Le duel de Latréaumont et du marquis de Châteauvillain, dans le cabaret des Trois Cuillers, donne lieu a des remarques semblables. L’auteur, en racontant les chances diverses du combat, oublie qu’il ne parle pas devant les élèves d’une salle d’armes ; il décrit les coups de tierce et de quarte, les engagemens d’épée, les demi-cercles, les temps de prime et de seconde, avec une précision très louable assurément, mais parfaitement inutile. Ce reproche n’est pas le seul que je doive adresser au duel de Latréaumont et de Châteauvillain.

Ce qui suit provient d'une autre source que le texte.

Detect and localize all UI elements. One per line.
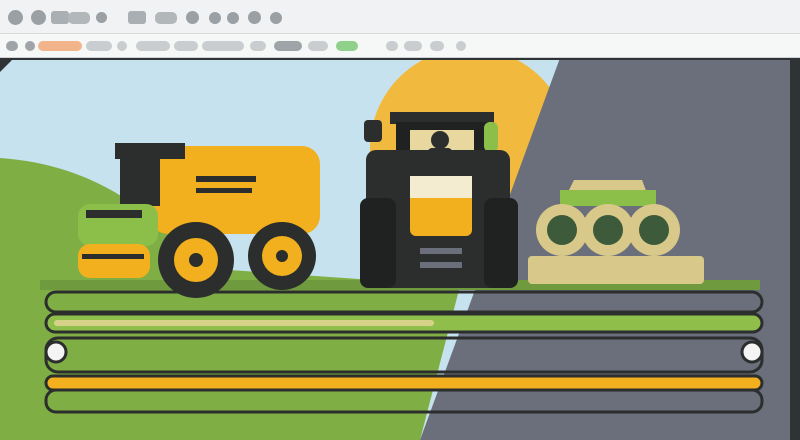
harvester-roof bbox=[115, 143, 185, 159]
crop-leaf-band bbox=[560, 190, 656, 206]
rail-bar[interactable] bbox=[44, 374, 764, 392]
harvester-panel bbox=[160, 184, 186, 206]
tab[interactable] bbox=[386, 41, 398, 51]
shape-icon[interactable] bbox=[51, 11, 69, 24]
tab[interactable] bbox=[404, 41, 422, 51]
circle-icon[interactable] bbox=[227, 12, 239, 24]
palette-icon[interactable] bbox=[209, 12, 221, 24]
tab[interactable] bbox=[430, 41, 444, 51]
tractor-exhaust bbox=[484, 122, 498, 152]
crop-flower-center bbox=[639, 215, 669, 245]
driver-silhouette bbox=[431, 131, 449, 149]
circle-icon[interactable] bbox=[8, 10, 23, 25]
ribbon-bar bbox=[0, 34, 800, 58]
tab[interactable] bbox=[456, 41, 466, 51]
tab[interactable] bbox=[274, 41, 302, 51]
crop-flower-center bbox=[547, 215, 577, 245]
tractor-grille bbox=[420, 262, 462, 268]
tractor-light-panel bbox=[410, 176, 472, 198]
tab[interactable] bbox=[336, 41, 358, 51]
tab[interactable] bbox=[308, 41, 328, 51]
folder-icon[interactable] bbox=[155, 12, 177, 24]
tab[interactable] bbox=[136, 41, 170, 51]
circle-icon[interactable] bbox=[31, 10, 46, 25]
forward-icon[interactable] bbox=[117, 41, 127, 51]
tab[interactable] bbox=[250, 41, 266, 51]
top-toolbar bbox=[0, 0, 800, 34]
harvester-grille bbox=[196, 188, 252, 193]
harvester-axle bbox=[189, 253, 203, 267]
tab[interactable] bbox=[202, 41, 244, 51]
harvester-stripe bbox=[82, 254, 144, 259]
tractor-wheel-left bbox=[360, 198, 396, 288]
tractor-grille bbox=[420, 248, 462, 254]
circle-icon[interactable] bbox=[186, 11, 199, 24]
harvester-grille bbox=[196, 176, 256, 182]
illustration-app-window bbox=[0, 0, 800, 440]
harvester-axle bbox=[276, 250, 288, 262]
harvester-stripe bbox=[86, 210, 142, 218]
artwork-canvas bbox=[0, 60, 790, 440]
active-tab[interactable] bbox=[38, 41, 82, 51]
crop-flower-center bbox=[593, 215, 623, 245]
rail-knob-left[interactable] bbox=[44, 340, 68, 364]
drop-icon[interactable] bbox=[96, 12, 107, 23]
canvas-area[interactable] bbox=[0, 58, 800, 440]
circle-icon[interactable] bbox=[248, 11, 261, 24]
wheat-base bbox=[528, 256, 704, 284]
tab[interactable] bbox=[86, 41, 112, 51]
back-icon[interactable] bbox=[25, 41, 35, 51]
camera-icon[interactable] bbox=[128, 11, 146, 24]
circle-icon[interactable] bbox=[270, 12, 282, 24]
tab[interactable] bbox=[174, 41, 198, 51]
rail-knob-right[interactable] bbox=[740, 340, 764, 364]
tractor-wheel-right bbox=[484, 198, 518, 288]
tractor-mirror bbox=[364, 120, 382, 142]
close-tab-icon[interactable] bbox=[6, 41, 18, 51]
harvester-cab bbox=[120, 158, 160, 206]
rail-highlight bbox=[54, 320, 434, 326]
brush-icon[interactable] bbox=[68, 12, 90, 24]
harvester-header bbox=[78, 244, 150, 278]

Lors même en effet, que l’auteur, docile aux lois du goût, se fût abstenu de prodiguer les termes techniques dans le récit de ce combat, le lecteur aurait encore le droit de demander à M. Sue à quoi sert ce duel. Si querelleur que soit Latréaumont, il n’est guère probable qu’il aille jouer sa vie pour lire trois lignes de la Gazette de Hollande. Au moment de partager avec Louis de Rohan l’or promis aux conjurés, quand il touche au but de ses vœux, ira-t-il au devant d’un coup d’épée pour lire avant personne, les trois lignes qu’il attend ? Cette gazette, qui joue un si grand rôle dans le roman de M. Sue, pouvait très bien arriver entre les mains de Latréaumont sans coûter une goutte de sang ; d’ailleurs, en la demandant pour la vingtième fois, le chef de la conspiration commet une imprudence inexplicable. Il excite l’attention, tandis qu’il devrait éviter tout ce qui peut appeler les regards sur lui.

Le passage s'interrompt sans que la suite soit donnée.